After fixing the root cause, re-run the failed stage. The pipeline is resumable - it picks up from where it left off.
### Cost Expectations
The Map phase (Gemini) is the primary cost driver - it scales with video duration and keyframe interval. The Q&A phase (Claude) is negligible per query.
### Known Limitations
- **ffmpeg required**: Keyframe extraction and clip generation require ffmpeg to be installed on the host.
- **Single-file ingestion**: Each `ingest_media` call processes one file. Batch ingestion is not yet supported.
- **Gemini rate limits**: The Map phase uses concurrency pooling (default 10) to stay within API limits. Reduce concurrency if you hit 429 errors.
- **No real-time processing**: The pipeline processes pre-recorded media files. Live/streaming video is not supported.
### Troubleshooting
| Symptom | Likely Cause | Fix |
| ------------------------------ | ------------------------------------- | ---------------------------------------------------------------------- |
| "No keyframes found" | extract_keyframes not run or failed | Check preprocess stage status; re-run if needed |
| "No map output found" | analyze_keyframes not run | Run analyze_keyframes with appropriate system_prompt and output_schema |
| "No LLM provider available" | API key not configured | Add one in Settings |
| Map phase slow | Large video, small interval | Increase interval_seconds or reduce concurrency |
| Gemini returns errors | Rate limits or schema issues | Check max_retries setting; simplify output_schema if needed |
| Pipeline stuck at "processing" | Stage crashed without updating status | Use `media_status` to check stage progress; re-run manually |
## Usage Notes
- The `ingest_media` tool requires an absolute path to a local file.

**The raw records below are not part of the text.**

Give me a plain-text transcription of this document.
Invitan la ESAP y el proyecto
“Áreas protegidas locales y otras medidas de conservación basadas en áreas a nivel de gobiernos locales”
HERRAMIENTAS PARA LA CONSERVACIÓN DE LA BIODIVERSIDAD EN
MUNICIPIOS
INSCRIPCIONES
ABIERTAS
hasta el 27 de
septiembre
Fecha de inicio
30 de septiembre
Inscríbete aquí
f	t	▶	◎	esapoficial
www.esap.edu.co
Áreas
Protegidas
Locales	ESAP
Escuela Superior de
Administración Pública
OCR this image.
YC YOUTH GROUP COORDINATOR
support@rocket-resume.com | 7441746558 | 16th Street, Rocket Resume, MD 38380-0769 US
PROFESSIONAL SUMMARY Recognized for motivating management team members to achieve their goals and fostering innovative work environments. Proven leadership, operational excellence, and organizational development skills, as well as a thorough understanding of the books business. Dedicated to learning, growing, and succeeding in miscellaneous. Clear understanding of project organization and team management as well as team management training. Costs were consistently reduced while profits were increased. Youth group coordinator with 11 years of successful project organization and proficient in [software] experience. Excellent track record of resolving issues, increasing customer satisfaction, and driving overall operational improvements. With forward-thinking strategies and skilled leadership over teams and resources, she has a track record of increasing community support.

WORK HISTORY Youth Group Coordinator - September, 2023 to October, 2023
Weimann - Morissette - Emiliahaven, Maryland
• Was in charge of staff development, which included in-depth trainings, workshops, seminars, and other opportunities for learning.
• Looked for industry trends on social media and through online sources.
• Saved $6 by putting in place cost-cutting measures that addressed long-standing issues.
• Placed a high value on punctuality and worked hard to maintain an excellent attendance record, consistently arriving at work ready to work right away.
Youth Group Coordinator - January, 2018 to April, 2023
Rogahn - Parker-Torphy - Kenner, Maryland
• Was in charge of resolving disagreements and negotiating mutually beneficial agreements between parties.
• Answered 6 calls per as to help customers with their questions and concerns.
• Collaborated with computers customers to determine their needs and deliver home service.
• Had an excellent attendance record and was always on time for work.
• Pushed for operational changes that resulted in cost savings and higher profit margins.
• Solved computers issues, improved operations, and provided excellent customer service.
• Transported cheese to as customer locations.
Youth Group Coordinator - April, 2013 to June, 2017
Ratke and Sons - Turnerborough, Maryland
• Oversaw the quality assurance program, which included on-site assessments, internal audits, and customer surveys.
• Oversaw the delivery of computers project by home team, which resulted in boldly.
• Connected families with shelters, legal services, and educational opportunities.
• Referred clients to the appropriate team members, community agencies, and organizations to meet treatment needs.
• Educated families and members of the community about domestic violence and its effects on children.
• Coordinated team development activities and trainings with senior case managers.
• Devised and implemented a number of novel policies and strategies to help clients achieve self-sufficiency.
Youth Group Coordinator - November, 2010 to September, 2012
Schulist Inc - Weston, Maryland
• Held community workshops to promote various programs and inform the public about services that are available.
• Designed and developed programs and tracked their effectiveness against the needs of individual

- Supported media types: video (mp4, mov, avi, mkv, webm, etc.), audio (mp3, wav, m4a, etc.), and images (png, jpg, gif, webp, etc.).
- For video and audio files, duration is automatically extracted via ffprobe (requires ffmpeg to be installed).
- Duplicate files are detected by content hash and return the existing asset record.
- The `analyze_keyframes` tool is marked as medium risk because it makes external API calls to Gemini, which incur costs.
- All schema tables, services, and tool interfaces are media-generic. Domain-specific interpretation belongs in the system_prompt and output_schema parameters.